Roberts was skeptical, reminding Murray that BNSF operates in over two dozen states. Does this mean, he asked Murray, that the railroad can be sued in one of those states even if the injury occurs elsewhere? Yes, Murray responded, that is what Congress intended.
Roberts wondered aloud whether the decision to sue BNSF in Montana might be related to the perception that Montana would be a more desirable forum in which to sue a large corporation. Murray explained that, because of the large volume of FELA cases filed in Montana, the state’s judges know the issues “like the back of their hand” – an answer that Roberts characterized as “a little circular.”
Alito seemed to agree with Roberts, telling Murray that he could understand why Congress would want an injured railroad worker to be able to sue in the state where the injury occurred, in the state where the worker lives, and in the state where the company is headquartered. But why, he queried somewhat rhetorically, should a worker be able to sue anywhere?
In more troubling news for Tyrrell and Nelson, some of the court’s more liberal justices also appeared dubious. Ginsburg noted that the language in the FELA provision on which the plaintiffs rely is found in “200-odd” other laws dealing with venue – that is, the place where lawsuits may be filed. It sounds like a venue provision, Ginsburg declared.
Murray added that even if the justices were to decide that FELA does not confer jurisdiction over BNSF, the Montana courts would still have jurisdiction over BNSF because of the company’s contacts with Montana. The railroad has a “gigantic footprint” in the state, she emphasized, and BNSF and its predecessor have been in Montana since before it even joined the Union.
This discussion led to one of the lighter moments of the morning. Agreeing that a railroad would have a “large physical plant” in a state, Roberts asked Murray whether other industries, like the trucking industry, could also be “at home” under this theory. How, he inquired, do we make that decision?
Murray told Roberts that her clients’ argument was limited to railroads, which she characterized as “unique” because of their reliance on fixed tracks. Trucking companies, she seemed to suggest, would be different because trucks could use roads to travel all over the state.

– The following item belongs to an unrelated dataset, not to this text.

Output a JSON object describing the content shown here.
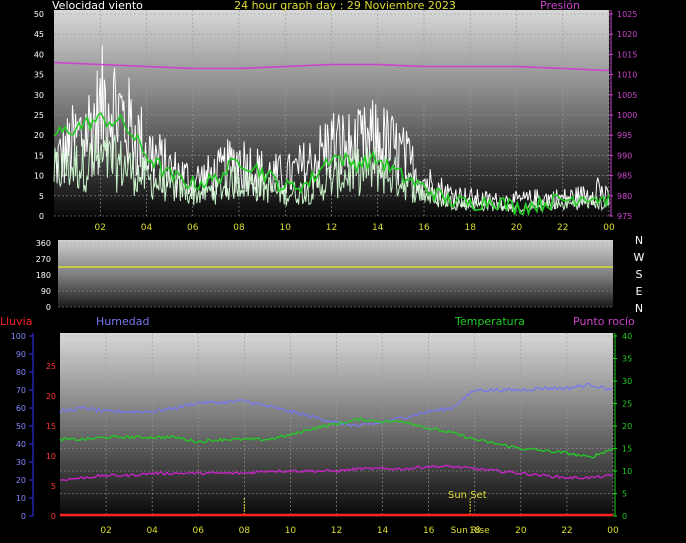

Roberts was unconvinced. No, he retorted, trucks would all generally use the same interstate highways to traverse the state. “They’ll take I-95,” he said, before hesitating. “What is it, I-90?”
The court’s newest justice, who hails from Colorado, chimed in. “It’s I-80, across Montana.”
Roberts then quipped, “It’s that geographic diversity.”
A few minutes passed, during which some of the justices apparently requested – and then passed around – atlases from the justices’ library. After some animated conversations with his neighbors on the bench, Sotomayor and Justice Stephen Breyer, Gorsuch interrupted Murray to apologize for an error. “It’s I-90 across Montana, and I-80 across Wyoming.”
Breyer then had a question that did not seem to portend well for Tyrrell and Nelson either. He asserted that, in the court’s earlier decision in Daimler, the company had an extensive operation in California, where the plaintiffs sought unsuccessfully to sue it. You’re “making a valiant effort,” he told Murray, “but I don’t really see a difference.”
Tulumello used only a few minutes of his remaining time when he returned to the lectern for his rebuttal. Due process, he contended, does not depend on what line of business you are in. Based on today’s argument, a clear majority of the court seems to agree with him.